Demonstrated by: Laura Martin-Robley of the United Puerto Rican Association of Hawaii.
Recipes from the Heart of Hawaii on July 16, 2000.



Meatless Pigeon Peas and Rice

  • 1/2 cup achiote oil
  • 6 to 8 large cloves garlic, grated
  • 1 large onion, diced
  • 1 tablespoon dried oregano leaves, crushed
  • 1 bunch cilantro (Chinese parsley), chopped
  • 1 green bell pepper, diced
  • 2 cans (15 oz size) gandule beans (pigeon peas)
  • 2 cans (14 1/2 oz size) chicken broth
  • 1 can (8 oz) tomato sauce
  • 1 teaspoon salt
  • 1/2 teaspoon pepper
  • 1/2 teaspoon ground cumin
  • 3 3/4 cups rice, rinsed and drained


In a large saucepot, heat the achiote oil.
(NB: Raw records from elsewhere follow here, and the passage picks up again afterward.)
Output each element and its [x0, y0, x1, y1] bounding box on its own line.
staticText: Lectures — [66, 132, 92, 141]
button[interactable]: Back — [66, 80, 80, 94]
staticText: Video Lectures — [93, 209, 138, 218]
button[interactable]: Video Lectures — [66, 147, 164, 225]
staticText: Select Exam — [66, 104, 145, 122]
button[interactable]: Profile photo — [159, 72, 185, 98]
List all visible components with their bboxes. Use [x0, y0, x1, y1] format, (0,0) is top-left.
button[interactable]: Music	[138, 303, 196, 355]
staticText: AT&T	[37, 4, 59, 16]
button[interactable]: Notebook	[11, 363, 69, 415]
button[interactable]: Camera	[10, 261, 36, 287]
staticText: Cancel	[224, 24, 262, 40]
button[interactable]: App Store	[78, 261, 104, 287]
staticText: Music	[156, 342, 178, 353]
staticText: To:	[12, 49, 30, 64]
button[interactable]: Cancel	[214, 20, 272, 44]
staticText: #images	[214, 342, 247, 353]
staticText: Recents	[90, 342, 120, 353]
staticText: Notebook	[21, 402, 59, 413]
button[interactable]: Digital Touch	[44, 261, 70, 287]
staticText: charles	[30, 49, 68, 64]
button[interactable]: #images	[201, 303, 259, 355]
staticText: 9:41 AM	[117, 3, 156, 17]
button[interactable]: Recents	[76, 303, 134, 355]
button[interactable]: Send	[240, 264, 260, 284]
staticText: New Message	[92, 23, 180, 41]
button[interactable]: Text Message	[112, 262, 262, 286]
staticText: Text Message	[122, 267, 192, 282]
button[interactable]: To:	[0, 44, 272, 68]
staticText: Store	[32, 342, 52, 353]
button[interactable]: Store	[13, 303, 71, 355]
Add garlic, onion, oregano, cilantro, and bell pepper; cook until onion is clear. Add beans, broth, tomato sauce, salt, pepper, and cumin; cook for 10 more minutes. Add rice; cover, and bring to a boil. Lower heat and continue cooking for 45 minutes to 1 hour. Make 8 to 12 servings.